Michelle Hudson, Senior Compliance Officer
There are several types of buffer you can build into your finances – including a checking account buffer to avoid overdrafts, an emergency account for unexpected costs, and getting a month ahead on your bills.
Live Within Your Means
“My mom taught me the 10-10-80 rule: Give 10%, save 10%, live on 80%. It was my first example of how to live under my means and has helped me to stay out of debt.”
Alex Enabnit, Sr. Lifecycle Content Writer
If you consistently spend more than you earn, your debt balances will grow – a vicious cycle of overspending that’s unsustainable and hard to escape. Living within your means helps you avoid excessive debt and grow your savings.
Use Credit Wisely
“Always pay your credit card bill in full and on time.”

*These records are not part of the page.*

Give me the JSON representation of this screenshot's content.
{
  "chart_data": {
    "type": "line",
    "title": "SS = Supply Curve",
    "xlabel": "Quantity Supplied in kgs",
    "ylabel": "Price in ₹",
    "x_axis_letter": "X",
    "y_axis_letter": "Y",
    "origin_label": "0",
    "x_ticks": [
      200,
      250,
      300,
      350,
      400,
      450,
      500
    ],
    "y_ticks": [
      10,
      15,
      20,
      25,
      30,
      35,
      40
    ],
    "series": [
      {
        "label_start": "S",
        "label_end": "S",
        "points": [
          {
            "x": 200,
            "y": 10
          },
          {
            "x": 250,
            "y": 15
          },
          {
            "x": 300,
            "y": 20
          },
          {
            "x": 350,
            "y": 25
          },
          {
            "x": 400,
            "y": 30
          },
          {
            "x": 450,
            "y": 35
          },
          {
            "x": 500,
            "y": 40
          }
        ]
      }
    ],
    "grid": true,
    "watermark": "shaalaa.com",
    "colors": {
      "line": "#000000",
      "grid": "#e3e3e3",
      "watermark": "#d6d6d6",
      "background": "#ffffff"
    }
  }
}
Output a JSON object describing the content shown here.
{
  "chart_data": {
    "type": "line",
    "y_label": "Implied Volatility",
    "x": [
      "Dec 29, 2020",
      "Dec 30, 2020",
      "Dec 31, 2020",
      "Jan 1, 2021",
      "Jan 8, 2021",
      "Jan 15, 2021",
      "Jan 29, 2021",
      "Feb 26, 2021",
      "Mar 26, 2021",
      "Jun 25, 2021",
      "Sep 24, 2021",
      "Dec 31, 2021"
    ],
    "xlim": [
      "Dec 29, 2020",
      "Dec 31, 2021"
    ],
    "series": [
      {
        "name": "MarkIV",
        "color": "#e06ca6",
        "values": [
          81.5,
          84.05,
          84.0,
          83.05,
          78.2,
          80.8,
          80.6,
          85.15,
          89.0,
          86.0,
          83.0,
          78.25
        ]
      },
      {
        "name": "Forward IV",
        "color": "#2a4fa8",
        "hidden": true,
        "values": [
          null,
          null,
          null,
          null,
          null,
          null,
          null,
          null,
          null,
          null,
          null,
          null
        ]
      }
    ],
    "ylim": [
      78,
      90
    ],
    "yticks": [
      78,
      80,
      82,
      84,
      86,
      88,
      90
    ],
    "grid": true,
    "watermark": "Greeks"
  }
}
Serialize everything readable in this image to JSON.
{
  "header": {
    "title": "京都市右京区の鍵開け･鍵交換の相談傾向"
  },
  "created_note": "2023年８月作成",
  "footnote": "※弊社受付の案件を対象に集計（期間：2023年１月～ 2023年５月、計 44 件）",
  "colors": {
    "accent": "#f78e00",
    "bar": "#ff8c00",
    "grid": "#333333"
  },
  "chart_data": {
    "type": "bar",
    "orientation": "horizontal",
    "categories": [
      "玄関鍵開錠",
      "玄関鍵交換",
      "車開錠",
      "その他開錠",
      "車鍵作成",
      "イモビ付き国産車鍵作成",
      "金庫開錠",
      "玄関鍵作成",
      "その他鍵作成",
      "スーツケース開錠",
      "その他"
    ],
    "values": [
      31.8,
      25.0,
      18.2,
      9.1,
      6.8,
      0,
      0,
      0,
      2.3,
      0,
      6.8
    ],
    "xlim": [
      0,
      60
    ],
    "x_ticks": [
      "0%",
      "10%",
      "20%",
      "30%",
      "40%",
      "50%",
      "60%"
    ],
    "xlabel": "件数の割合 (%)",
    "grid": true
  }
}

Reid Levin, Sr Social Media Manager
Credit cards are good for spending – convenient, safer than cash, and can provide rewards like travel, merchandise, or cashback. You can take advantage of all those benefits and even make money with rewards programs as long as you don’t incur interest charges by carrying balances.
“Earn before you spend. Don't buy on impulse and learn to make money work for you, not the other way around.”
Jessica Graham, Social Media Manager
The 1% spending rule can help impulsive spenders stay on track. Under this rule, you have to wait a day on any purchase costing 1% or more of your annual gross income. If you earn $50,000 a year, for instance, and fall in love with a $500 watch, you can’t have it – at least not for a day.
“Don't use your credit card on poker sites, dummy.”